The issue of police brutality and mental health needs to be raised. Why are the police criminalising what is supposed to be a health matter? I have always known that mental hospitals are a hidden prison system. The police dump people there as they know that they don’t need evidence of crime or to go before a court or a judge. It takes at least 3 months as a mental patient before you get your first appearance in the Mental Health Review Tribunal appeals service. By this time they have enough ‘evidence’ to bury you. You always get biased courts who favour the professional opinion of psychiatrists and police. About 5% of appeals verdicts favour the detained patient. The police often test their weapons on mental patients. I’ve been in about 3o different sets of handcuffs.
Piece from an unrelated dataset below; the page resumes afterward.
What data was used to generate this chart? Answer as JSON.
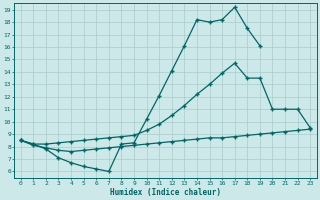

The armed police once transferred me in an ambulance while one of their ex-military officers was actively electrocuting me via his handcuffs. That lasted for a 50 minute journey to Pontypool from Caldicot.

I know that the injuries appear relatively superficial in the photographs yet I do question why, if I am physically injured am I being treated in a mental hospital where surely the injuries should be to your head? Also, nurses should have training for physical injuries especially with the police becoming increasingly more involved in mental hospitals both inside and outside their walls. Police now open fire with tasers on hospital wards and that is a new phenomenon. Having been shot by a misfired taser in my own home I know exactly how much damage and serious injury they may cause. At a time where police brutality is on the rise in U.K. society it would be good to develop healthcare strategies to prevent the loss of life of the general public.